Nevertheless, acknowledging study limitations helps in understanding the scope and generalizability of these results, especially considering pandemic-era data and the unique baseline differences observed between groups. First, the COVID-19 pandemic during the study period affected the number of older adults receiving the MDT service. This could affect the service provision from the non-COVID period. Second, we did not identify the specific causes leading to extra admissions, ER visit and falls. Some causes might not be avoidable even with the CGA and MDT. Third, there were slight difference in baseline characteristics between the 2 groups which might affect the outcomes. The potential confounding variables such as age, income, ADL, illness severity (determined by Charlson Comorbidity Index: CCI) were not significantly different between group. However, some of the illness conditions were different such as dementia, OA knee and recent hip fracture within 3 months. Dementia and OA knee were more prevalent in the CGA & MDT group, while recent hip fracture was more prevalent in the usual care group. These could affect the service need and clinical outcomes. Lastly, as the study was conducted in a single medical school, which is a tertiary hospital in Bangkok Metropolitan with a large number of older adults and MDT experts, generalizing the results nationwide requires caution due to the lack of such expertise in other healthcare settings and different living expenses.


CONCLUSION

This study demonstrates the clinical and economic effectiveness of CGA and MDT services in an outpatient setting, affirming their role as essential components of elderly care for enhancing quality of life and managing

health-related costs. The broader implications of these findings suggest that CGA and MDT services could be beneficial beyond Thailand, serving as a model for aging populations worldwide. By focusing on cost- effectiveness and holistic care, these interventions can help healthcare systems meet the complex needs of older adults, providing sustainable and high-quality care on a global scale. Further research in diverse healthcare settings is needed to refine this model, ensuring that CGA and MDT remain adaptable to the unique challenges of different regions and healthcare infrastructures.


ACKNOWLEDGMENTS

The authors thank facilitators, nurses, computer programmers, research assistants, and all older adults who participated in the present study.

DECLARATION

Grants and Funding Information

This project is not funded by any external source.

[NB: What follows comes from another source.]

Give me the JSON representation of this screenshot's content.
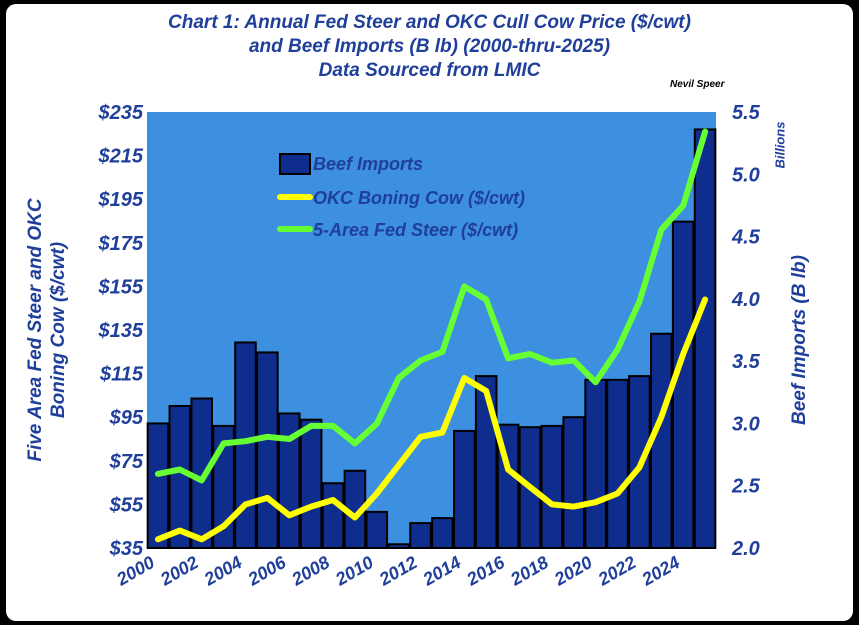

Conflict of Interest Statement

The authors have no conflicts of interest to declare.

Author Contributions

Conceptualization and methodology, P.V., S.I., N.T.,

S.M. and W.M. ; Investigation, P.V.; Formal analysis, P.V., N.T., S.M. and W.M. ;Visualization and writing – original draft, P.V., N.T. and S.M.; Writing – review and editing, W.M., N.T. and S.M; Supervision, W.M. All authors have read and agreed to the final version of the manuscript.

Use of artificial intelligence

The manuscript is not produced using artificial intelligence.

Human ethics approval declaration

This study was approved by the Institutional Review Board, Bangkok, Thailand (IRB No. 1057/2563). Written informed consent was obtained from each older adult or their legal representative.